DEYİMİN ne anlama geldiğini açmama gerek var mı?
Ama biz millet olarak ne yazık ki bu anlatımı haklı kılmak için her şeyi yapıyoruz.
Çevre, doğa, kent ve hatta insanlık tahrip edilirken kapadığımız gözlerimizi, iş işten geçtikten sonra açmaya çalışıyoruz.
İşe yarıyor mu peki?
Elbette hayır!
Bazı şeyler asla eskisi gibi olmuyor.
Hele hele insan eliyle katledilen kentler…
Betonu yeşil yapamıyorsunuz mesela!
Binaların duvarlarına boydan boya ağaç resimleri çizerek yitirilen ormanları geri getiremiyorsunuz mesela!
Allah vergisi tabiatın insanoğluna sağladığı nefesi ve doğa olaylarını asla suni olarak yenileyemiyorsunuz mesela!
Konu Atakum ve yaşadığım yer olduğu için Atakum’u dillendiriyorum genelde…
Yıllardır yapılan yanlışları yazar, söylerim.
Çok darılan kent yöneticisi olmuştur düşüncelerime...
Darılsınlar!
Ben insan memnuniyetine bakarım.
Yok ettikleri güzelliklere bakarım.
Katledilen sahile bakarım.
Kirletilen denize bakarım.
Beton seyrettirilmek için yapılan teraslara bakarım.
Soygun düzenine rant sağlamak için yapılan plan değişikliklerine bakarım.

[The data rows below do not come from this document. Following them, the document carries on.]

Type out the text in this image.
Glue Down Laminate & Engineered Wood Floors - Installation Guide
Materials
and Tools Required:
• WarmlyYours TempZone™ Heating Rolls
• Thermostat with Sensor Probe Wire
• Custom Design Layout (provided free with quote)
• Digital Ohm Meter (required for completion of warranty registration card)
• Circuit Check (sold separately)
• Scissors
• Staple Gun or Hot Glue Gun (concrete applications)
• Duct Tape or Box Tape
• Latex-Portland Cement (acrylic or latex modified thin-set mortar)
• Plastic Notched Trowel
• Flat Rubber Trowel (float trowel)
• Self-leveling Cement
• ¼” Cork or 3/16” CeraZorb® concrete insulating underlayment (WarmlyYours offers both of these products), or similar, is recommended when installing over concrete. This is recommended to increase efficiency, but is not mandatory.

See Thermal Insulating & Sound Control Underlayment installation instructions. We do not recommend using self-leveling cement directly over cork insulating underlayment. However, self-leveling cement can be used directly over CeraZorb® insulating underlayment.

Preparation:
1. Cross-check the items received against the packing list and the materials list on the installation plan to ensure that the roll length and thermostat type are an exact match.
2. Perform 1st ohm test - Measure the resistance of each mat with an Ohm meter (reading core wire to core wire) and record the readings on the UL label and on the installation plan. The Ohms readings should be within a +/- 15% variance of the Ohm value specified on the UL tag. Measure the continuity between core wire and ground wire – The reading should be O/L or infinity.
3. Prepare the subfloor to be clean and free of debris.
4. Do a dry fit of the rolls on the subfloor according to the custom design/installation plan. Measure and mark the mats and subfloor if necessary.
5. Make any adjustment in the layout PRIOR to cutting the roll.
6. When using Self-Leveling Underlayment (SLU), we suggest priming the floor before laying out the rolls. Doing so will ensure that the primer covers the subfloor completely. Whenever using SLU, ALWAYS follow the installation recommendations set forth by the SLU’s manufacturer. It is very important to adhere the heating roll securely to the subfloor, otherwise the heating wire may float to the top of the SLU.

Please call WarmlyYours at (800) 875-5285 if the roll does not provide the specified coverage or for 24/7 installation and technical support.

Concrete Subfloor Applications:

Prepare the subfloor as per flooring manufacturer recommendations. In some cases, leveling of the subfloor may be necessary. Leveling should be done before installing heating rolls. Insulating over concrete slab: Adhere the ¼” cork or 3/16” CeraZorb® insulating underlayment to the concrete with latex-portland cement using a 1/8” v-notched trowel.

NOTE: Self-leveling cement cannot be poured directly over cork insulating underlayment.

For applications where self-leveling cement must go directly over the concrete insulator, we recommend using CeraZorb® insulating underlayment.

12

İşte tamda burada küçük bir hatırlatma yapıp devam edeyim.
Bir gezi için Norveç’e giden meclis heyeti, oradaki meclis toplantısını izledikten sonra belediye başkanı ile yaptıkları özel görüşmede;
“Siz imar tadilatlarını nasıl yapıyorsunuz?” sorusuna şaşkın şaşkın, “O ne demek?” anlamında baktıktan sonra küçük bir cep kitabı gösterip;
“Bizim imarımız buradadır. 50 yıldır sorulan sorulara bu kitapçıktan bakar cevap veririz. 50 yıl önce neyse bugünde o” diye cevap vermiş.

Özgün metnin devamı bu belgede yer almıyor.